Take it away, boys: fixtures are not part of land
The message: a tenant can remove substantial plant and equipment from premises.
The case: In an important case for tenants who cease to trade, the court has clarified the law with regard the removal of fixtures and fittings, in Peel Land & Property (Ports No 3) vs TS Sheerness Steel (14.06.13).
In 1971 a 25-year lease was granted to erect the Sheerness steelworks in Kent. The tenant was liable to build and equip the steelworks, so it was capable of producing at least 50,000 tons of steel products each year, and it duly did so. The plant is substantial — comprising furnaces, cranes, water coolers, fume treatment machines, transformers and other substantial machinery and associated pipework and ductwork.
In 2012, the steelworks ceased trading, the business was sold and the lease assigned to the current tenant.
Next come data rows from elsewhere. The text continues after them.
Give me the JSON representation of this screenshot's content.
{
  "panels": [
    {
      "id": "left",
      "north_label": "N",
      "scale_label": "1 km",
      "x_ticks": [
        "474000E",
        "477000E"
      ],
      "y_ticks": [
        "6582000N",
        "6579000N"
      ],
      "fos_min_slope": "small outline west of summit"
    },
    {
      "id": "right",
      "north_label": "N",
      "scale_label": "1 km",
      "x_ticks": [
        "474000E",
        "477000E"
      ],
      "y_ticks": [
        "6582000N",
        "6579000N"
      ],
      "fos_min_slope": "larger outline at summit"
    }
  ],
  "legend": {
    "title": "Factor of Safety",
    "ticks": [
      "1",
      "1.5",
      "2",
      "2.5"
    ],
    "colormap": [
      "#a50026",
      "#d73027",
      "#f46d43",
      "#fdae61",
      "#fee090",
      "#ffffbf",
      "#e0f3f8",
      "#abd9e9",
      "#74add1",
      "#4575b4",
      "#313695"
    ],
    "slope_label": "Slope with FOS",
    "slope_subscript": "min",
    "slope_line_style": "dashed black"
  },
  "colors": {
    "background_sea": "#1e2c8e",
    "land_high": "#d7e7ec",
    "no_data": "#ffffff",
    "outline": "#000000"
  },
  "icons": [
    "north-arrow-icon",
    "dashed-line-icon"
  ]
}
An issue arose as to whether, if manufacturing did not recommence, the tenant could remove and sell the valuable plant and equipment. The landlord argued it could not, because of the terms of the lease, the substantial nature of the plant and equipment and the way it formed part of the building. It argued the machinery formed part of the land and belonged to it, even though it had been installed by the previous tenant.
The judge reviewed the law governing removal of fixtures installed by a tenant. Essentially, all pieces of plant and equipment are a tenant’s chattels to begin with, but when they become part of the structure or fabric of a building they become fixtures and the question is whether they are the landlord or tenant’s fixtures.
The judge held it was necessary to consider the physical extent of each item and whether it was installed for the tenant’s trade and could be removed without substantial difficulty or serious damage to the item or premises. If an item could be satisfactorily removed, even if it was extremely complex or bulky, it was a tenant’s fixture. Accordingly, even a pre-fabricated building assembled on site could be a tenant’s fixture.
Applying these criteria, the judge held that most of the plant and equipment was removable. Items such as cranes could be unbolted or cut free without causing substantial damage to the building — the fact that this would take time and involve millions of pounds was irrelevant. Furnaces were also removable, despite being fixed to the concrete floor. However, one particular furnace was not removable, as it was too integrated into the building and would be destroyed in the process.
The judge did not think the terms of the lease affected the position. The law permits removal of a tenant’s fixtures, even if they were installed pursuant to an obligation under the lease. Clear words to the contrary would be needed, if a tenant was not permitted to do this. The judge did not think the tenant’s commercial intention had been to fully equip the building for the benefit of the landlord, as if the premises had been let on that basis.